Un arrêté publié au JO fixe les seuils de ressources des demandeurs de logement social du premier quartile applicables pour les intercommunalités concernées par un mécanisme issu de la loi Egalité et citoyenneté : les EPCI doivent consacrer au moins 25% des attributions annuelles de logements situés en dehors des QPV aux demandeurs relevant du premier quartile de revenus. Un dispositif qui peine à se traduire concrètement.

Un arrêté de la ministre de la Cohésion des territoires et des Relations avec les collectivités territoriales fixe les seuils de ressources des demandeurs de logement social du premier quartile. Sur plus de vingt pages, le tableau en annexe de cet arrêté fixe le seuil applicable pour une grande partie des intercommunalités de métropole et d'outre-mer. Il s'agit en l'occurrence de la seconde année de mise en œuvre d'une disposition issue de l'article 70 de la loi Egalite et citoyenneté du 27 janvier 2017 (voir notre article ci-dessous du 28 avril 2017).

25% des attributions de logements sociaux aux 25% de ménages du premier quartile

Celle-ci impose à chaque EPCI concerné par la réforme des attributions de logements HLM (les EPCI étant désormais chefs de file en la matière) de consacrer au moins 25% des attributions annuelles effectives de logements situés en dehors des quartiers prioritaires de la politique de la ville (QPV) aux demandeurs relevant du premier quartile de revenus (ainsi qu'à des ménages relogés dans le cadre d'une opération de renouvellement urbain). L'objectif est à la fois de faciliter l'accès au logement social des ménages à très faibles revenus et d'éviter la concentration de ces derniers dans les seuls QPV.

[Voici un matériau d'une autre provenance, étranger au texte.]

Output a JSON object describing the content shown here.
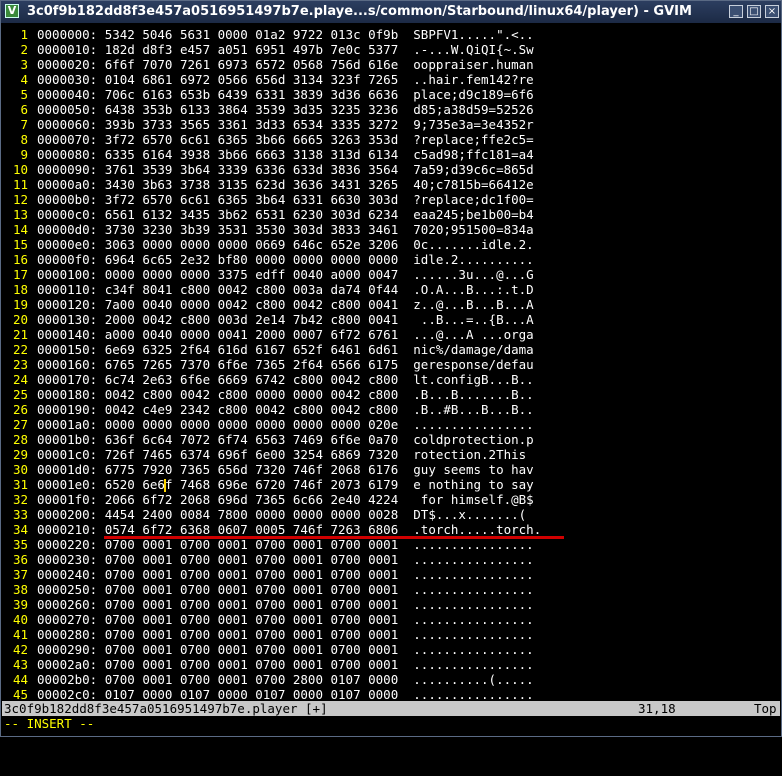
{
  "window": {
    "title": "3c0f9b182dd8f3e457a0516951497b7e.playe...s/common/Starbound/linux64/player) - GVIM",
    "buttons": {
      "minimize": "_",
      "maximize": "□",
      "close": "×"
    }
  },
  "buffer": {
    "lines": [
      {
        "n": "1",
        "text": "0000000: 5342 5046 5631 0000 01a2 9722 013c 0f9b  SBPFV1.....\".<.."
      },
      {
        "n": "2",
        "text": "0000010: 182d d8f3 e457 a051 6951 497b 7e0c 5377  .-...W.QiQI{~.Sw"
      },
      {
        "n": "3",
        "text": "0000020: 6f6f 7070 7261 6973 6572 0568 756d 616e  ooppraiser.human"
      },
      {
        "n": "4",
        "text": "0000030: 0104 6861 6972 0566 656d 3134 323f 7265  ..hair.fem142?re"
      },
      {
        "n": "5",
        "text": "0000040: 706c 6163 653b 6439 6331 3839 3d36 6636  place;d9c189=6f6"
      },
      {
        "n": "6",
        "text": "0000050: 6438 353b 6133 3864 3539 3d35 3235 3236  d85;a38d59=52526"
      },
      {
        "n": "7",
        "text": "0000060: 393b 3733 3565 3361 3d33 6534 3335 3272  9;735e3a=3e4352r"
      },
      {
        "n": "8",
        "text": "0000070: 3f72 6570 6c61 6365 3b66 6665 3263 353d  ?replace;ffe2c5="
      },
      {
        "n": "9",
        "text": "0000080: 6335 6164 3938 3b66 6663 3138 313d 6134  c5ad98;ffc181=a4"
      },
      {
        "n": "10",
        "text": "0000090: 3761 3539 3b64 3339 6336 633d 3836 3564  7a59;d39c6c=865d"
      },
      {
        "n": "11",
        "text": "00000a0: 3430 3b63 3738 3135 623d 3636 3431 3265  40;c7815b=66412e"
      },
      {
        "n": "12",
        "text": "00000b0: 3f72 6570 6c61 6365 3b64 6331 6630 303d  ?replace;dc1f00="
      },
      {
        "n": "13",
        "text": "00000c0: 6561 6132 3435 3b62 6531 6230 303d 6234  eaa245;be1b00=b4"
      },
      {
        "n": "14",
        "text": "00000d0: 3730 3230 3b39 3531 3530 303d 3833 3461  7020;951500=834a"
      },
      {
        "n": "15",
        "text": "00000e0: 3063 0000 0000 0000 0669 646c 652e 3206  0c.......idle.2."
      },
      {
        "n": "16",
        "text": "00000f0: 6964 6c65 2e32 bf80 0000 0000 0000 0000  idle.2.........."
      },
      {
        "n": "17",
        "text": "0000100: 0000 0000 0000 3375 edff 0040 a000 0047  ......3u...@...G"
      },
      {
        "n": "18",
        "text": "0000110: c34f 8041 c800 0042 c800 003a da74 0f44  .O.A...B...:.t.D"
      },
      {
        "n": "19",
        "text": "0000120: 7a00 0040 0000 0042 c800 0042 c800 0041  z..@...B...B...A"
      },
      {
        "n": "20",
        "text": "0000130: 2000 0042 c800 003d 2e14 7b42 c800 0041   ..B...=..{B...A"
      },
      {
        "n": "21",
        "text": "0000140: a000 0040 0000 0041 2000 0007 6f72 6761  ...@...A ...orga"
      },
      {
        "n": "22",
        "text": "0000150: 6e69 6325 2f64 616d 6167 652f 6461 6d61  nic%/damage/dama"
      },
      {
        "n": "23",
        "text": "0000160: 6765 7265 7370 6f6e 7365 2f64 6566 6175  geresponse/defau"
      },
      {
        "n": "24",
        "text": "0000170: 6c74 2e63 6f6e 6669 6742 c800 0042 c800  lt.configB...B.."
      },
      {
        "n": "25",
        "text": "0000180: 0042 c800 0042 c800 0000 0000 0042 c800  .B...B.......B.."
      },
      {
        "n": "26",
        "text": "0000190: 0042 c4e9 2342 c800 0042 c800 0042 c800  .B..#B...B...B.."
      },
      {
        "n": "27",
        "text": "00001a0: 0000 0000 0000 0000 0000 0000 0000 020e  ................"
      },
      {
        "n": "28",
        "text": "00001b0: 636f 6c64 7072 6f74 6563 7469 6f6e 0a70  coldprotection.p"
      },
      {
        "n": "29",
        "text": "00001c0: 726f 7465 6374 696f 6e00 3254 6869 7320  rotection.2This "
      },
      {
        "n": "30",
        "text": "00001d0: 6775 7920 7365 656d 7320 746f 2068 6176  guy seems to hav"
      },
      {
        "n": "31",
        "text": "00001e0: 6520 6e6|f 7468 696e 6720 746f 2073 6179  e nothing to say"
      },
      {
        "n": "32",
        "text": "00001f0: 2066 6f72 2068 696d 7365 6c66 2e40 4224   for himself.@B$"
      },
      {
        "n": "33",
        "text": "0000200: 4454 2400 0084 7800 0000 0000 0000 0028  DT$...x.......("
      },
      {
        "n": "34",
        "text": "0000210: 0574 6f72 6368 0607 0005 746f 7263 6806  .torch.....torch."
      },
      {
        "n": "35",
        "text": "0000220: 0700 0001 0700 0001 0700 0001 0700 0001  ................"
      },
      {
        "n": "36",
        "text": "0000230: 0700 0001 0700 0001 0700 0001 0700 0001  ................"
      },
      {
        "n": "37",
        "text": "0000240: 0700 0001 0700 0001 0700 0001 0700 0001  ................"
      },
      {
        "n": "38",
        "text": "0000250: 0700 0001 0700 0001 0700 0001 0700 0001  ................"
      },
      {
        "n": "39",
        "text": "0000260: 0700 0001 0700 0001 0700 0001 0700 0001  ................"
      },
      {
        "n": "40",
        "text": "0000270: 0700 0001 0700 0001 0700 0001 0700 0001  ................"
      },
      {
        "n": "41",
        "text": "0000280: 0700 0001 0700 0001 0700 0001 0700 0001  ................"
      },
      {
        "n": "42",
        "text": "0000290: 0700 0001 0700 0001 0700 0001 0700 0001  ................"
      },
      {
        "n": "43",
        "text": "00002a0: 0700 0001 0700 0001 0700 0001 0700 0001  ................"
      },
      {
        "n": "44",
        "text": "00002b0: 0700 0001 0700 0001 0700 2800 0107 0000  ..........(....."
      },
      {
        "n": "45",
        "text": "00002c0: 0107 0000 0107 0000 0107 0000 0107 0000  ................"
      }
    ]
  },
  "statusline": {
    "filename": "3c0f9b182dd8f3e457a0516951497b7e.player [+]",
    "position": "31,18",
    "scroll": "Top"
  },
  "mode": "-- INSERT --",
  "colors": {
    "background": "#000000",
    "line_numbers": "#ffff00",
    "text": "#ffffff",
    "annotation_line": "#d00000",
    "statusline_bg": "#c8c8c8"
  }
}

Cette obligation s'impose à la très grande majorité des EPCI, qui concentrent l'essentiel de la demande de logement social. En pratique, elle s'impose à tout EPCI qui est soit tenu d'élaborer un plan local de l'habitat (que le PLH soit approuvé ou non), soit exerce la compétence habitat et compte au moins un QPV sur son territoire. Dans les Hauts-de-France, par exemple, cette définition correspond à 38 EPCI représentant 90% des demandes et des attributions de logements sociaux de la région. Si la loi fait des EPCI les chefs de file en la matière, l'obligation d'attribuer 25% des logements HLM hors QPV aux ménages les plus modestes s'impose en revanche à tous les acteurs du logement social : bailleurs sociaux, mais aussi État, EPCI, communes et Action logement.

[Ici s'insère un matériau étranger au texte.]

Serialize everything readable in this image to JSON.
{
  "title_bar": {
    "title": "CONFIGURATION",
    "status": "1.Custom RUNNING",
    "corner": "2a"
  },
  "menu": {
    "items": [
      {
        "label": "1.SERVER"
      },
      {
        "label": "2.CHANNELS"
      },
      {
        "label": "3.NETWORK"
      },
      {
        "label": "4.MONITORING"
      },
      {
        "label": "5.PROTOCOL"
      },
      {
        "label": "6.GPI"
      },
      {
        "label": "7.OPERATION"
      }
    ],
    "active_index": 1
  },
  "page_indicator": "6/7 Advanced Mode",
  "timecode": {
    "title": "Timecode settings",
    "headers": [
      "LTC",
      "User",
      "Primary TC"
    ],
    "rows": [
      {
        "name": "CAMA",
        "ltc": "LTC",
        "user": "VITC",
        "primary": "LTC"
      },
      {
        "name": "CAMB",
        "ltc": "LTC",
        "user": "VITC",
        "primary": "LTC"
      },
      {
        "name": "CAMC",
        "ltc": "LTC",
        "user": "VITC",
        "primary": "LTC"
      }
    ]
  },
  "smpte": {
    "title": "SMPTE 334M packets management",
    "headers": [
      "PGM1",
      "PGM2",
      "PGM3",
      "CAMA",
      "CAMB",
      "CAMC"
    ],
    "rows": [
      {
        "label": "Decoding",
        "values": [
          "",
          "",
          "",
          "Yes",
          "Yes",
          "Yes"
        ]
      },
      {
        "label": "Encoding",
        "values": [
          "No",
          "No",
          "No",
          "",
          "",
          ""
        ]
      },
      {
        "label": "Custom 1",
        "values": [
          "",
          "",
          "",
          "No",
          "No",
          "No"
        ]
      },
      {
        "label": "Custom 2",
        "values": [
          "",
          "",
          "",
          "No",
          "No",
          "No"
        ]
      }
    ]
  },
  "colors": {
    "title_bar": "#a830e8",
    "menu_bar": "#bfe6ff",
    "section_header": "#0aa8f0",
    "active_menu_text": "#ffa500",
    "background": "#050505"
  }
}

L'originalité du dispositif – et aussi sa complexité – est que chaque EPCI concerné dispose de son propre seuil de ressources pour le premier quartile – ce qui est logique compte tenu des écarts de revenus selon les territoires – mais aussi et surtout que ces seuils de revenus ne sont pas issus des données de l'administration des finances publiques ou de l'Insee, mais font l'objet d'un calcul spécifique.

Un mécanisme sur mesure

Les revenus pris en compte sont en effet ceux des seuls demandeurs d'un logement social et non pas ceux de l'ensemble de la population de l'EPCI. En pratique, est pris en compte la moyenne des revenus mensuels de tous les ménages demandeurs d'un logement HLM – tels que déclarés par les intéressés dans la DLS (demande de logement social) –, multipliés par 12 et divisés par le nombre d'unités de consommation (UC) du ménage. Ce calcul permet de répartir les ménages en quatre quartiles, le seuil fixé par l'arrêté correspondant, pour chaque EPCI concerné, au plafond des revenus des ménages du premier quartile. Les seuils fixés par l'arrêté de la ministre de la Cohésion des territoires ne font que reprendre les seuils fixés par chaque préfet de département à l'issue de ce calcul.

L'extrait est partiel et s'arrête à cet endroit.